Blue Jeans by Miller Daniel
Author:Miller, Daniel
Language: eng
Format: epub
Publisher: University of California Press
CHAPTER 5
Ordinary
THE DEMARCATIONS OF JEANS
To say that the most extraordinary finding of this research is the discovery of ordinariness is clearly to suggest that being ordinary is not something one can take for granted. As later chapters of this book will argue, it is an achievement that in some ways has taken thousands of years, and comes into its present form only through new technologies that give us an imagination of a global ecumene that has no precedent. However, for the purposes of this chapter we will remain close to our ethnographic material of people's relationship to their jeans, and the larger historical and philosophical context and consequences will come later.

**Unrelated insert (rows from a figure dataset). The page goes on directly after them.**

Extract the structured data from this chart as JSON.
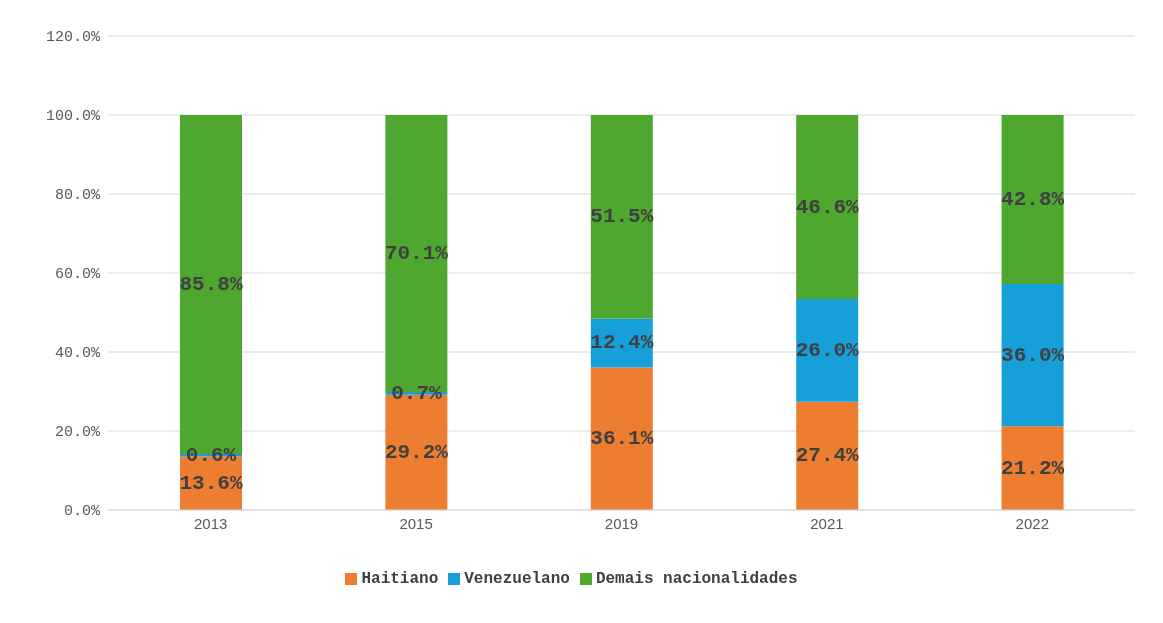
{
  "chart_data": {
    "type": "bar",
    "stacked": true,
    "categories": [
      "2013",
      "2015",
      "2019",
      "2021",
      "2022"
    ],
    "series": [
      {
        "name": "Haitiano",
        "color": "#ed7d31",
        "values": [
          13.6,
          29.2,
          36.1,
          27.4,
          21.2
        ],
        "value_labels": [
          "13.6%",
          "29.2%",
          "36.1%",
          "27.4%",
          "21.2%"
        ]
      },
      {
        "name": "Venezuelano",
        "color": "#169fd8",
        "values": [
          0.6,
          0.7,
          12.4,
          26.0,
          36.0
        ],
        "value_labels": [
          "0.6%",
          "0.7%",
          "12.4%",
          "26.0%",
          "36.0%"
        ]
      },
      {
        "name": "Demais nacionalidades",
        "color": "#4ea72e",
        "values": [
          85.8,
          70.1,
          51.5,
          46.6,
          42.8
        ],
        "value_labels": [
          "85.8%",
          "70.1%",
          "51.5%",
          "46.6%",
          "42.8%"
        ]
      }
    ],
    "ylim": [
      0,
      120
    ],
    "yticks": [
      {
        "value": 0,
        "label": "0.0%"
      },
      {
        "value": 20,
        "label": "20.0%"
      },
      {
        "value": 40,
        "label": "40.0%"
      },
      {
        "value": 60,
        "label": "60.0%"
      },
      {
        "value": 80,
        "label": "80.0%"
      },
      {
        "value": 100,
        "label": "100.0%"
      },
      {
        "value": 120,
        "label": "120.0%"
      }
    ],
    "grid": "y",
    "legend": "bottom"
  }
}
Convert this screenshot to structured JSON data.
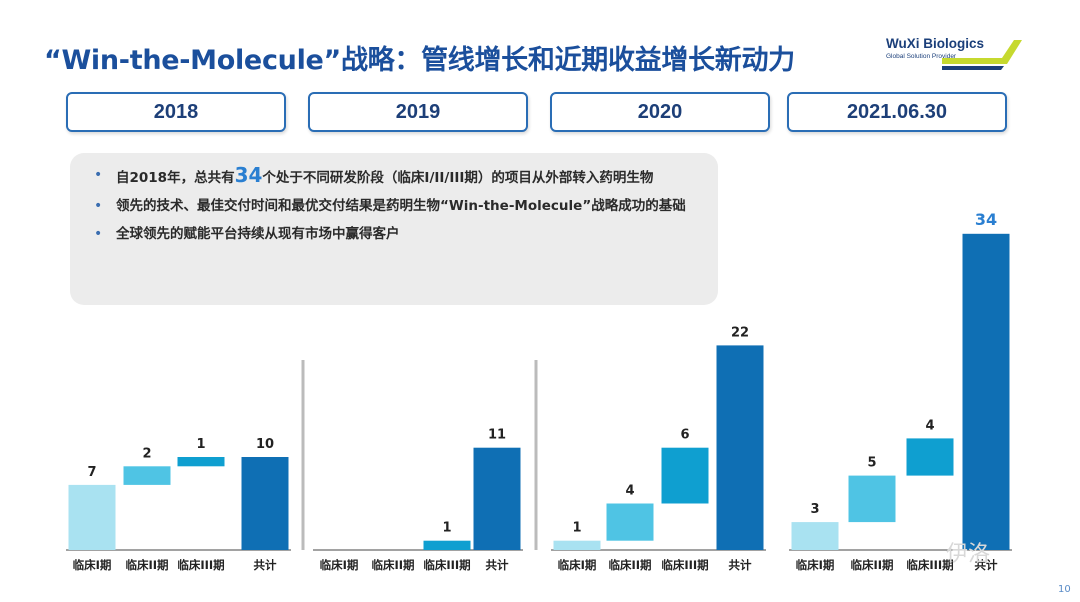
{
  "title": "“Win-the-Molecule”战略：管线增长和近期收益增长新动力",
  "logo": {
    "name": "WuXi Biologics",
    "tagline": "Global Solution Provider"
  },
  "years": [
    "2018",
    "2019",
    "2020",
    "2021.06.30"
  ],
  "bullets": {
    "b1_pre": "自2018年，总共有",
    "b1_num": "34",
    "b1_post": "个处于不同研发阶段（临床I/II/III期）的项目从外部转入药明生物",
    "b2": "领先的技术、最佳交付时间和最优交付结果是药明生物“Win-the-Molecule”战略成功的基础",
    "b3": "全球领先的赋能平台持续从现有市场中赢得客户"
  },
  "colors": {
    "phase1": "#a9e2f1",
    "phase2": "#4fc4e4",
    "phase3": "#0f9fd0",
    "total": "#0f6fb4",
    "highlight": "#2a7fd1"
  },
  "chart_data": {
    "type": "bar",
    "subtype": "waterfall",
    "categories": [
      "临床I期",
      "临床II期",
      "临床III期",
      "共计"
    ],
    "panels": [
      {
        "period": "2018",
        "values": [
          7,
          2,
          1,
          null
        ],
        "total": 10
      },
      {
        "period": "2019",
        "values": [
          0,
          0,
          1,
          null
        ],
        "total": 11
      },
      {
        "period": "2020",
        "values": [
          1,
          4,
          6,
          null
        ],
        "total": 22
      },
      {
        "period": "2021.06.30",
        "values": [
          3,
          5,
          4,
          null
        ],
        "total": 34
      }
    ]
  },
  "watermark": "伊洛",
  "page_number": "10"
}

In this chapter we will examine claims about where it is not acceptable to wear jeans and what this implies. We will then explore the trajectory by which jeans move from being a marked garment to what we will call the post-semiotic phase, where jeans lose their capacity for any particular meaning or signification and thereby become far more important. This will include a discussion of how this works rather differently for men than for women. Next we will consider another factor that complements these: the rise of a sense of ubiquity manifested in jeans as default clothing, a kind of ersatz uniform. Finally, these come together in the ways in which jeans more positively assert an identity as ordinary, though for most people ordinary is constituted not by this assertion but more by the freedom from concern documented in the last chapter and the freedom from identity documented in this chapter.
The issue of jeans demarcating a terrain of acceptability and unacceptability was broached in previous chapters. What is remarkably consensual, especially given the diversity of origins for the people on these streets, is the agreement as to what exactly these areas turn out to be. A question we routinely asked was whether there were any circumstances in which it was not acceptable to wear jeans. These divide into two main categories: workplaces where there are explicit or implicit rules about not wearing jeans and social events at which it is considered inappropriate to wear jeans. With regard to work, many places require uniforms or have a dress code that precludes jeans; these include supermarkets and some other retail outlets. In certain other cases jeans have become specifically associated with a category of work, such as being a truck driver. Jeans can become almost a uniform within certain kinds of labor, usually various kinds of manual labor. Most people accept without question that there are many occupations in which people are expected to wear suits or the equivalent, and that this may be rule-based. More interesting are companies where employees are specifically instructed, “You can wear anything you like except for jeans.” One example of this is a bank; another is any hospital work that involves seeing a patient; a third is the police force and again refers to circumstance where an employee might meet the public. All of this makes jeans a strikingly marked type of apparel.